Hypertension Shopping Suggestions

November 2022 YMCA Newsletter

Written By Monica Landeros-Jimenez

Content By Jennifer Gherau, RDN

Grocery store tours at Sprouts Farmers Market are a staple for providing real-life examples and tips to the local community. In October, the YMCA of Metropolitan Dallas added hypertension to its list of tips for community grocery shoppers.

Registered Dietitian, Jenny Gherau, took the first group of shoppers focusing on hypertension through a tour of the Sprouts in Flower Mound.

“It is very easy to overeat sodium with heavily convenient and processed foods in our grocery stores and restaurants we buy food from.

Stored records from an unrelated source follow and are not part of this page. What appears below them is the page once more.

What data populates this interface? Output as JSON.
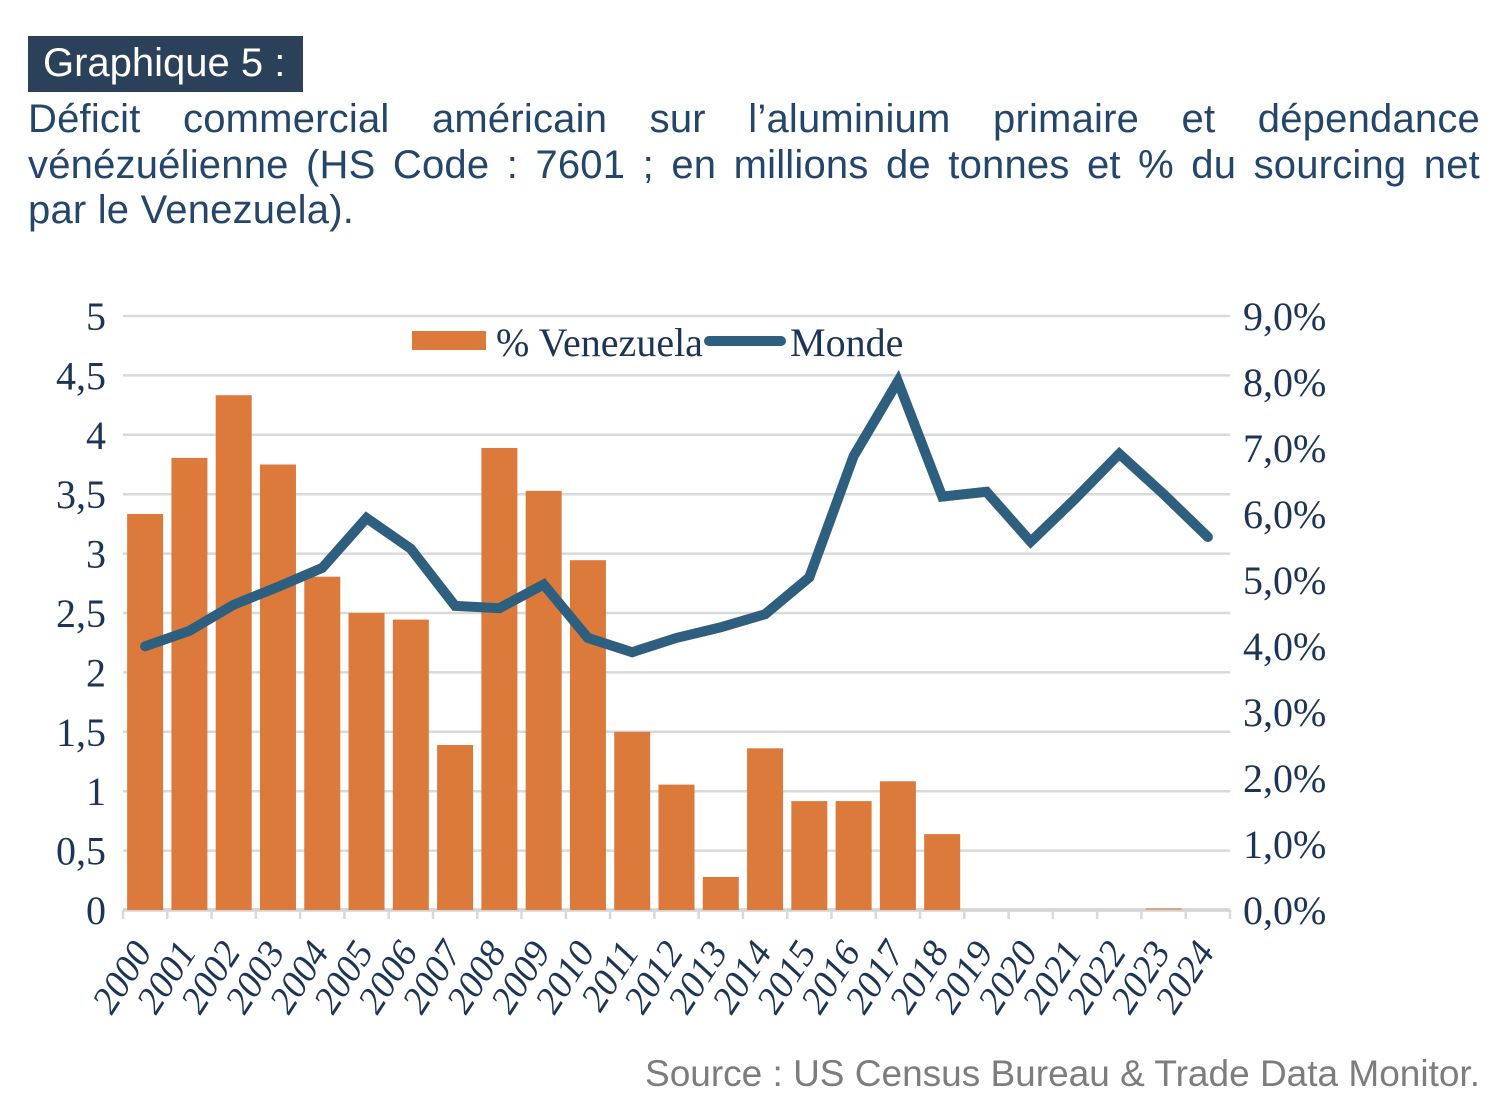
{
  "tag": {
    "label": "Graphique 5 :",
    "bg": "#2B4059",
    "fg": "#FFFFFF"
  },
  "title": {
    "color": "#24466B",
    "lines": [
      "Déficit commercial américain sur l’aluminium primaire et dépendance",
      "vénézuélienne (HS Code : 7601 ; en millions de tonnes et % du sourcing net",
      "par le Venezuela)."
    ]
  },
  "legend": {
    "items": [
      {
        "label": "% Venezuela",
        "type": "bar",
        "color": "#DC7A3B"
      },
      {
        "label": "Monde",
        "type": "line",
        "color": "#2E5F7E"
      }
    ]
  },
  "source": {
    "text": "Source : US Census Bureau & Trade Data Monitor.",
    "color": "#7D7D7D"
  },
  "colors": {
    "bar": "#DC7A3B",
    "line": "#2E5F7E",
    "grid": "#D9D9D9",
    "baseline": "#D4D4D4",
    "axis_text": "#1C3557"
  },
  "chart_data": {
    "type": "bar+line",
    "title": "Déficit commercial américain sur l’aluminium primaire et dépendance vénézuélienne",
    "categories": [
      "2000",
      "2001",
      "2002",
      "2003",
      "2004",
      "2005",
      "2006",
      "2007",
      "2008",
      "2009",
      "2010",
      "2011",
      "2012",
      "2013",
      "2014",
      "2015",
      "2016",
      "2017",
      "2018",
      "2019",
      "2020",
      "2021",
      "2022",
      "2023",
      "2024"
    ],
    "series": [
      {
        "name": "% Venezuela",
        "type": "bar",
        "axis": "right",
        "unit": "% du sourcing net par le Venezuela",
        "values": [
          6.0,
          6.85,
          7.8,
          6.75,
          5.05,
          4.5,
          4.4,
          2.5,
          7.0,
          6.35,
          5.3,
          2.7,
          1.9,
          0.5,
          2.45,
          1.65,
          1.65,
          1.95,
          1.15,
          0,
          0,
          0,
          0,
          0.03,
          0
        ]
      },
      {
        "name": "Monde",
        "type": "line",
        "axis": "left",
        "unit": "millions de tonnes",
        "values": [
          2.22,
          2.35,
          2.57,
          2.72,
          2.88,
          3.3,
          3.04,
          2.56,
          2.54,
          2.74,
          2.29,
          2.17,
          2.29,
          2.38,
          2.49,
          2.8,
          3.82,
          4.45,
          3.48,
          3.52,
          3.1,
          3.46,
          3.84,
          3.5,
          3.14
        ]
      }
    ],
    "y_axis_left": {
      "min": 0,
      "max": 5,
      "step": 0.5,
      "ticks": [
        "0",
        "0,5",
        "1",
        "1,5",
        "2",
        "2,5",
        "3",
        "3,5",
        "4",
        "4,5",
        "5"
      ]
    },
    "y_axis_right": {
      "min": 0,
      "max": 9,
      "step": 1,
      "ticks": [
        "0,0%",
        "1,0%",
        "2,0%",
        "3,0%",
        "4,0%",
        "5,0%",
        "6,0%",
        "7,0%",
        "8,0%",
        "9,0%"
      ]
    },
    "grid": true,
    "legend_position": "top-center"
  }
}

In fact, 1 teaspoon of table salt is equivalent to 2300 mg of sodium - the recommended daily amount! However, according to the CDC, over 70% of dietary sodium comes from eating restaurant, prepackaged and processed foods—not from table salt added to food when cooking or eating. Most of this food doesn't have to taste salty. The good news is we can do better by paying more attention to the food labels, especially if you are a person diagnosed with high blood pressure, heart disease, kidney disease, or diabetes,” said Jenny.   

Here are several low sodium grocery store suggestions:

  1. Try to choose products with sodium levels of 5% Daily Value (DV) or less — 20% DV or more is high. "Low sodium" is considered 140 mg or less per serving. Make sure to read the serving size of the label to accurately measure the sodium you are eating 

  2. Buy snacks such as unsalted nuts, fruits, and veggies instead of salted pretzels or chips or choose low sodium low-sodium chips and pretzels or unsalted popcorn

  3. Try using fresh or frozen chicken, lean meats, or seafood instead of buying deli meats, bacon, or sausages all processed with sodium

  4. Go for fresh vegetables, frozen vegetables, or canned vegetables labeled with “low sodium” or “no added sodium” and before eating, rinse them off to remove some of the sodium

  5. Use condiments and spreads that are unsalted or lower in sodium — and if you use regular spreads, use less – read label for serving size (ketchup, BBQ sauce, ranch dressing, cream cheese)

  6. Try a variety of herbs and spices to flavor your food, like ginger or garlic, instead of salt

  7. Choose whole grain breads and grains like brown or wild rice, quinoa, or barley. Other choices are higher in sodium

  8. Choose Low-sodium or reduced-sodium cheese — good choices are mozzarella, Swiss, ricotta, and low sodium cottage cheese.